One of the world’s most famous holiday resorts
Chic, elegant and exclusive with a cosmopolitan ambiance, St. Moritz is located at 1,856 metres above sea level in the middle of the Upper Engadin lake landscape. The dry, sparkling “champagne climate” is legendary and the celebrated St. Moritz sun shines for an average of 322 days a year.
At 1,856m, St. Moritz is one of the highest resorts in the Alps. Set on the shores of the lake of the same name, it lacks anything approaching conventional alpine charm beyond the cobbled central square. Nondescript architecture from the mid 1900's is the order of the day with street level facades dominated by high-end boutiques such as Prada, Gianni Versace, Dolce & Gabbana and Louis Vuitton. When you come to a ski shop or bar, it tends to be in the same flavour, making the streets less than cosy after dark.
The town of St. Moritz consists of 'Dorf' (village) and 'Bad' (spa). Upmarket Dorf, with its five-star hotels and plush restaurants, is on the hill above the lake while a short walk away is Bad, set on the flat ground by the lakeside. It might not have the cachet of Dorf, but it still has the impressive Kempinski Grand, with its casino. There's not much in it for slope access. Walking to the cable car from Bad is easy on the flat and anywhere central in Dorf is close to the funicular, though the hill is steep, while for the other ski areas there are bus stops within range of most accommodation; for nightlife, Dorf is the prime location.

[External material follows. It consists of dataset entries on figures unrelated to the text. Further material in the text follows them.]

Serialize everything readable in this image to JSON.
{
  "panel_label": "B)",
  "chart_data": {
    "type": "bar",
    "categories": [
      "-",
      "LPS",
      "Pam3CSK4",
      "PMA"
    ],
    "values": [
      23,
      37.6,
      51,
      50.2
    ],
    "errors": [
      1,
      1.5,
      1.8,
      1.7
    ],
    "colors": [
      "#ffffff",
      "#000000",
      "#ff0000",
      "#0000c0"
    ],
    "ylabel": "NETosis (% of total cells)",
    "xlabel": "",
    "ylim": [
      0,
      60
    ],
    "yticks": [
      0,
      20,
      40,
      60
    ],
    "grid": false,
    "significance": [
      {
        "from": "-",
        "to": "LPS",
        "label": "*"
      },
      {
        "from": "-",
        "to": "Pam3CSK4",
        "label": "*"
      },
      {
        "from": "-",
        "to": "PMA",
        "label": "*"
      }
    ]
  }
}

Three different cultural regions converge in St. Moritz thanks to the Romansch language, the proximity to Italy and the fact that the majority of the local population are German speaking. The resort owes its original fame to its therapeutic springs, which have been known for over 3,000 years. As well as its superb location above and on the lake shore, St. Moritz offers an attractive mixture of nature, cuture, sport, activity and tranquility.
St. Moritz was the birthplace of Alpine winter tourism (1864) and sport (1884), the venue for two Winter Olympic Games (1928 and 1948) as well as for numerous skiing and bob World Championships. The summer season is perhaps a little less glamorous but actually attracts more international visitors than winter. St. Moritz offers an all-year-round guarantee of exceptional leisure and sporting attractions, cultural highlights, chic shopping and world-class events.